When Dr. Sandy Hirsh, Director, School of Information, received an invitation to be a visiting scholar at Rikkyo University in Tokyo, Japan, she was thrilled. “It was an honor to be invited by Rikkyo University to work with Professor Yuriko Nakamura and her colleagues.” Dr. Hirsh first met Professor Nakamura when she attended the International Federation of Library Associations and Institutions (IFLA) conference, August 2016. “Dr. Nakamura approached me to apply for their university’s Visiting Scholar program because she thought that people in Japan would be interested in my expertise in e-learning as well as my career path that involved working in the Silicon Valley in R&D and consumer product development and then in academic leadership as the Director of the School of Information,” says Dr. Hirsh.
During Dr. Hirsh’s two-week visit in October 2017, she delivered two large public lectures, “The Global Transformation of Libraries, Library and Informational Science Education, and Library and Informational Science Professionals.” In these presentations, she addressed some of the disruptive and emerging technology trends in the information field, and what these mean for libraries, librarians, and library and information science education. In addition to these formal lectures, she also led two classroom discussions with library and information science students. These discussions focused on career development, time management, balancing career and family life, and career paths. “The students asked great questions! We discussed some of the professional and cultural differences in Japan and the United States,” says Dr. Hirsh. She also visited libraries in Tokyo and met with university officials and researchers.

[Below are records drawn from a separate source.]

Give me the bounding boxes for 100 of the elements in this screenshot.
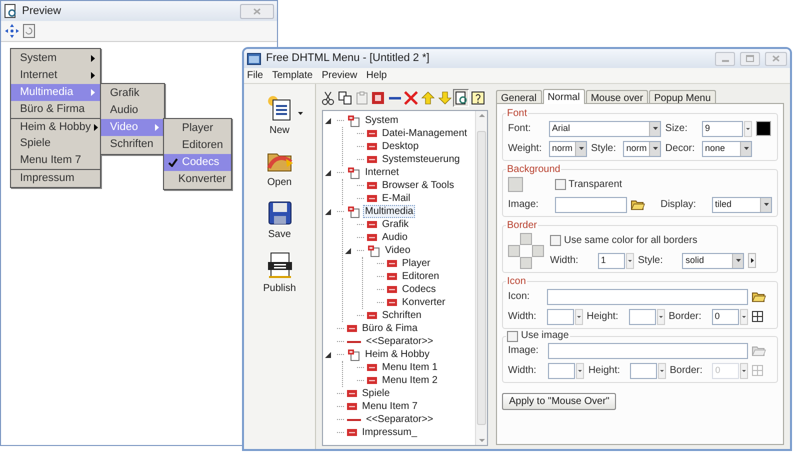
checkbox[interactable]: [507, 330, 518, 342]
dropdown[interactable]: tiled: [712, 196, 772, 212]
input-field[interactable]: [630, 362, 657, 378]
tree-item[interactable]: Konverter: [400, 296, 448, 309]
scissors-icon[interactable]: [320, 89, 337, 107]
tab[interactable]: Popup Menu: [649, 90, 716, 103]
dropdown[interactable]: none: [702, 140, 752, 156]
input-field[interactable]: 1: [598, 252, 625, 268]
tree-item[interactable]: Datei-Management: [380, 127, 470, 140]
menu-item[interactable]: Büro & Firma: [11, 101, 100, 118]
dropdown[interactable]: norm: [549, 140, 587, 156]
tree-item[interactable]: Player: [400, 257, 432, 270]
border-color-swatches-drawing[interactable]: [508, 232, 544, 268]
dropdown[interactable]: norm: [623, 140, 662, 156]
folder-icon[interactable]: [630, 199, 645, 210]
tree-item[interactable]: Grafik: [380, 218, 411, 231]
color-swatch[interactable]: [756, 121, 771, 136]
menu-item[interactable]: Menu Item 7: [11, 152, 100, 169]
menu-bar-item[interactable]: Preview: [322, 68, 358, 83]
scroll-up-arrow-icon[interactable]: [478, 114, 484, 117]
toolbar-button[interactable]: Publish: [263, 252, 296, 296]
input-field[interactable]: 9: [702, 120, 743, 136]
tree-item[interactable]: <<Separator>>: [364, 335, 436, 348]
checkbox[interactable]: [554, 179, 566, 190]
input-field[interactable]: [546, 288, 748, 304]
expanded-triangle-icon[interactable]: [325, 170, 331, 176]
tree-item[interactable]: Menu Item 1: [380, 361, 440, 374]
tree-item[interactable]: Browser & Tools: [380, 179, 456, 192]
tree-item[interactable]: Codecs: [400, 283, 438, 296]
checkbox[interactable]: [550, 235, 561, 246]
tree-item[interactable]: <<Separator>>: [364, 413, 436, 426]
toolbar-button[interactable]: Save: [266, 200, 292, 242]
expanded-triangle-icon[interactable]: [325, 118, 331, 124]
tab[interactable]: Mouse over: [586, 90, 648, 103]
expanded-triangle-icon[interactable]: [345, 248, 351, 254]
tree-item[interactable]: Systemsteuerung: [380, 153, 462, 166]
tree-item[interactable]: System: [363, 114, 400, 127]
dropdown-button[interactable]: [744, 120, 752, 136]
folder-icon[interactable]: [752, 291, 766, 302]
dropdown-button[interactable]: [576, 362, 584, 378]
close-icon[interactable]: [403, 89, 420, 107]
help-icon[interactable]: [469, 89, 486, 107]
menu-item[interactable]: Spiele: [11, 135, 100, 152]
input-field[interactable]: 0: [712, 308, 739, 324]
tree-item[interactable]: Audio: [380, 231, 410, 244]
menu-item[interactable]: System: [11, 50, 100, 67]
dropdown-button[interactable]: [740, 308, 748, 324]
tree-item[interactable]: Spiele: [360, 387, 392, 400]
menu-bar-item[interactable]: File: [247, 68, 264, 83]
tree-item[interactable]: Video: [383, 244, 412, 257]
tree-item[interactable]: Multimedia: [363, 205, 416, 218]
input-field[interactable]: [548, 342, 748, 358]
menu-item[interactable]: Audio: [101, 102, 164, 119]
dropdown-button[interactable]: [740, 362, 748, 378]
tree-item[interactable]: Menu Item 7: [360, 400, 420, 413]
color-swatch[interactable]: [508, 177, 523, 192]
more-button[interactable]: [748, 253, 756, 268]
up-arrow-icon[interactable]: [420, 89, 436, 107]
square-icon[interactable]: [370, 89, 386, 107]
tree-item[interactable]: Heim & Hobby: [363, 348, 432, 361]
menu-item[interactable]: Impressum: [11, 169, 100, 186]
grid-icon[interactable]: [752, 311, 763, 322]
tree-item[interactable]: Editoren: [400, 270, 442, 283]
menu-item[interactable]: Editoren: [164, 137, 231, 154]
toolbar-button[interactable]: New: [266, 94, 302, 138]
tree-item[interactable]: Menu Item 2: [380, 374, 440, 387]
expanded-triangle-icon[interactable]: [325, 208, 331, 214]
toolbar-button[interactable]: Open: [266, 148, 294, 190]
apply-button[interactable]: Apply to "Mouse Over": [502, 393, 616, 410]
input-field[interactable]: [546, 308, 574, 324]
dropdown-button[interactable]: [626, 252, 634, 268]
tree-item[interactable]: Impressum_: [360, 426, 420, 439]
input-field[interactable]: [554, 196, 627, 212]
menu-item[interactable]: Grafik: [101, 85, 164, 102]
menu-bar-item[interactable]: Help: [366, 68, 387, 83]
dropdown-button[interactable]: [656, 308, 665, 324]
menu-item[interactable]: Internet: [11, 67, 100, 84]
menu-bar-item[interactable]: Template: [272, 68, 313, 83]
move-arrows-icon[interactable]: [4, 23, 20, 39]
tree-item[interactable]: Desktop: [380, 140, 421, 153]
tab[interactable]: General: [496, 90, 542, 103]
dropdown[interactable]: solid: [682, 252, 744, 268]
menu-item[interactable]: Konverter: [164, 171, 231, 188]
copy-icon[interactable]: [336, 89, 354, 107]
tree-item[interactable]: Büro & Fima: [360, 322, 420, 335]
dropdown-button[interactable]: [658, 362, 666, 378]
menu-item[interactable]: Player: [164, 120, 231, 137]
dropdown-button[interactable]: [574, 308, 583, 324]
input-field[interactable]: [548, 362, 576, 378]
scrollbar[interactable]: [475, 111, 487, 445]
expanded-triangle-icon[interactable]: [325, 352, 331, 358]
preview-icon[interactable]: [452, 89, 470, 107]
input-field[interactable]: [628, 308, 656, 324]
tree-item[interactable]: E-Mail: [380, 192, 412, 205]
tree-item[interactable]: Internet: [363, 166, 401, 179]
tab[interactable]: Normal: [542, 89, 585, 104]
dropdown[interactable]: Arial: [549, 120, 662, 136]
refresh-page-icon[interactable]: [23, 24, 35, 38]
scroll-down-arrow-icon[interactable]: [478, 439, 484, 442]
menu-item[interactable]: Schriften: [101, 136, 164, 153]
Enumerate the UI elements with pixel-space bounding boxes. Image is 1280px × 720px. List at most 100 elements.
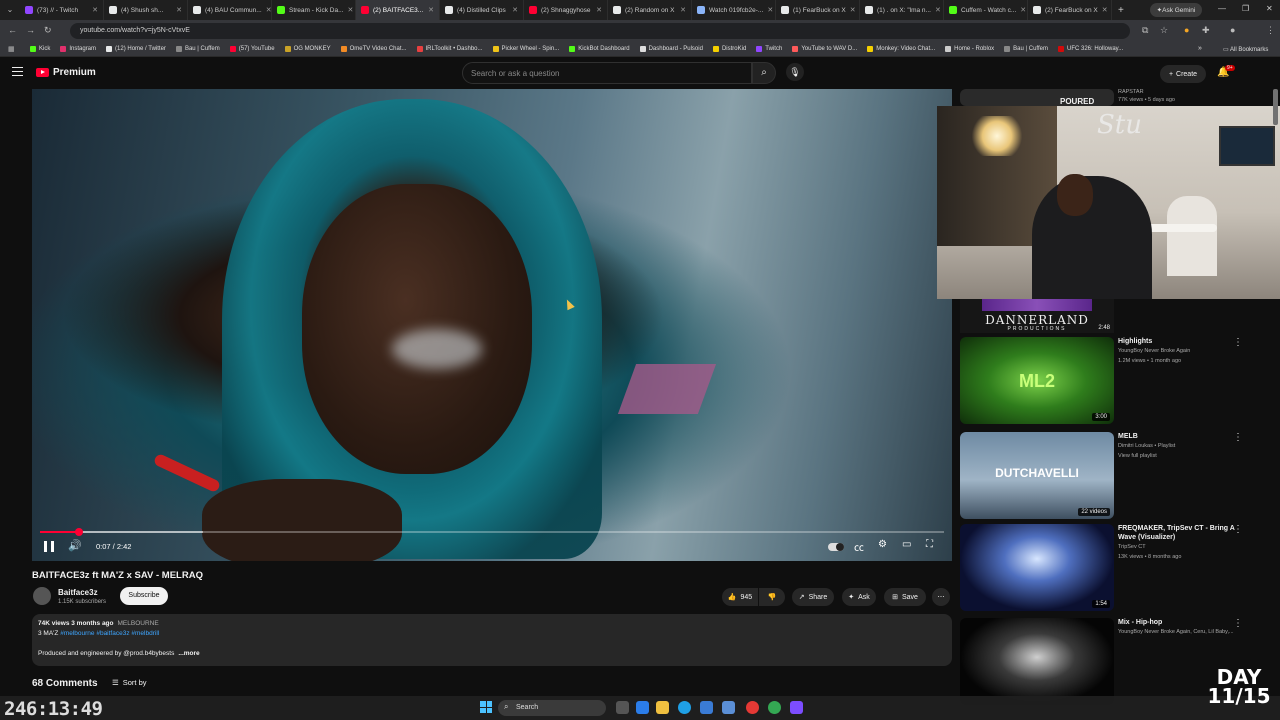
like-button[interactable]: 👍 945 [722, 588, 758, 606]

“I tried to prepare myself for this trip,” says Dr. Hirsh. “The month before I left, my Japanese neighbor tutored me in some common Japanese words and phrases and prepared a script for me to say at the beginning of my large formal talks and at the end of my talks. While I didn’t have good pronunciation, my audiences were very appreciative of my effort to do a formal introduction and conclusion in Japanese. My neighbor also helped me prepare my business cards in Japanese and this was well received too.”
In addition to her commitments at the university, Dr. Hirsh also explored different parts of Japan, including Kanazawa, Kamakura, Kurashiki, Hiroshima, and Nara. When asked what some of her most memorable experiences were, Dr. Hirsh said: “I enjoyed experiencing a traditional Japanese tea ceremony, trying on a kimono, visiting many shrines, biking through the rice fields, tasting different types of Japanese cuisine, and riding the bullet trains.”